As a recent example, take the recent 25 October seizure of 10 tons of cocaine from a truck entering the port at Barranquilla. Colombian intelligence (DIIJN) made the seizure and revealed the destination: Not Miami, but Veracruz, Mexico. The port city on the Gulf of Mexico is the turf of the Gulf Cartel, one of Mexico’s strongest and fiercest.

Because of their strategic location, Central American countries have been hit especially hard. Using anything from fast moving speed boats to hard-to-detect homemade submarines, smugglers use the Pacific Ocean, the porous Central American borders and favorable Caribbean currents to get their merchandise to the north. Due in part to the violence associated with the drug trade, El Salvador, Honduras, and Guatemala rank in the top 7 countries for homicide rates.

Perhaps no country has been hit harder than Guatemala, who shares a difficult to patrol land border with Mexico. On 22 October Guatemalan President Álvaro Colom met with the governors of the four Mexican states that border Guatemala to talk about developing the border region, which has become a haven for violence and smuggling activity. Mexican cartels work deep inside Guatemala, resulting in an undermining of Guatemalan authorities. The fallout: A homicide rate of 43 per 100,000 people in 2007. By contrast, Colombia had a homicide rate of 37 per 100,000 in the same time period.

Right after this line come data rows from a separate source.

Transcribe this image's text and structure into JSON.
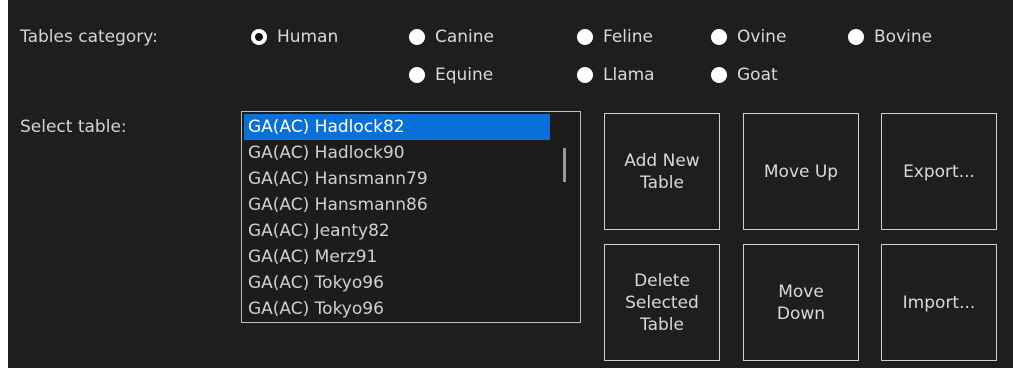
{
  "tables_category": {
    "label": "Tables category:",
    "options": [
      {
        "label": "Human",
        "checked": true
      },
      {
        "label": "Canine",
        "checked": false
      },
      {
        "label": "Feline",
        "checked": false
      },
      {
        "label": "Ovine",
        "checked": false
      },
      {
        "label": "Bovine",
        "checked": false
      },
      {
        "label": "Equine",
        "checked": false
      },
      {
        "label": "Llama",
        "checked": false
      },
      {
        "label": "Goat",
        "checked": false
      }
    ]
  },
  "select_table": {
    "label": "Select table:",
    "items": [
      "GA(AC) Hadlock82",
      "GA(AC) Hadlock90",
      "GA(AC) Hansmann79",
      "GA(AC) Hansmann86",
      "GA(AC) Jeanty82",
      "GA(AC) Merz91",
      "GA(AC) Tokyo96",
      "GA(AC) Tokyo96"
    ],
    "selected_index": 0
  },
  "buttons": {
    "add_new_table": "Add New\nTable",
    "move_up": "Move Up",
    "export": "Export...",
    "delete_selected_table": "Delete\nSelected\nTable",
    "move_down": "Move\nDown",
    "import": "Import..."
  },
  "colors": {
    "background": "#1e1e1e",
    "selection": "#0a6fd6",
    "border": "#cfcfcf"
  }
}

Arrests of suspected Mexican smugglers have taken place in countries as far reaching as Paraguay, and the recent murders of the three Argentine men related to a Mexican smuggling ring have shocked the press. As pressure on cartels mounts in Mexico, other Latin American nations find themselves at risk, and stories like the gang-style murders in suburban Buenos Aires may become more common.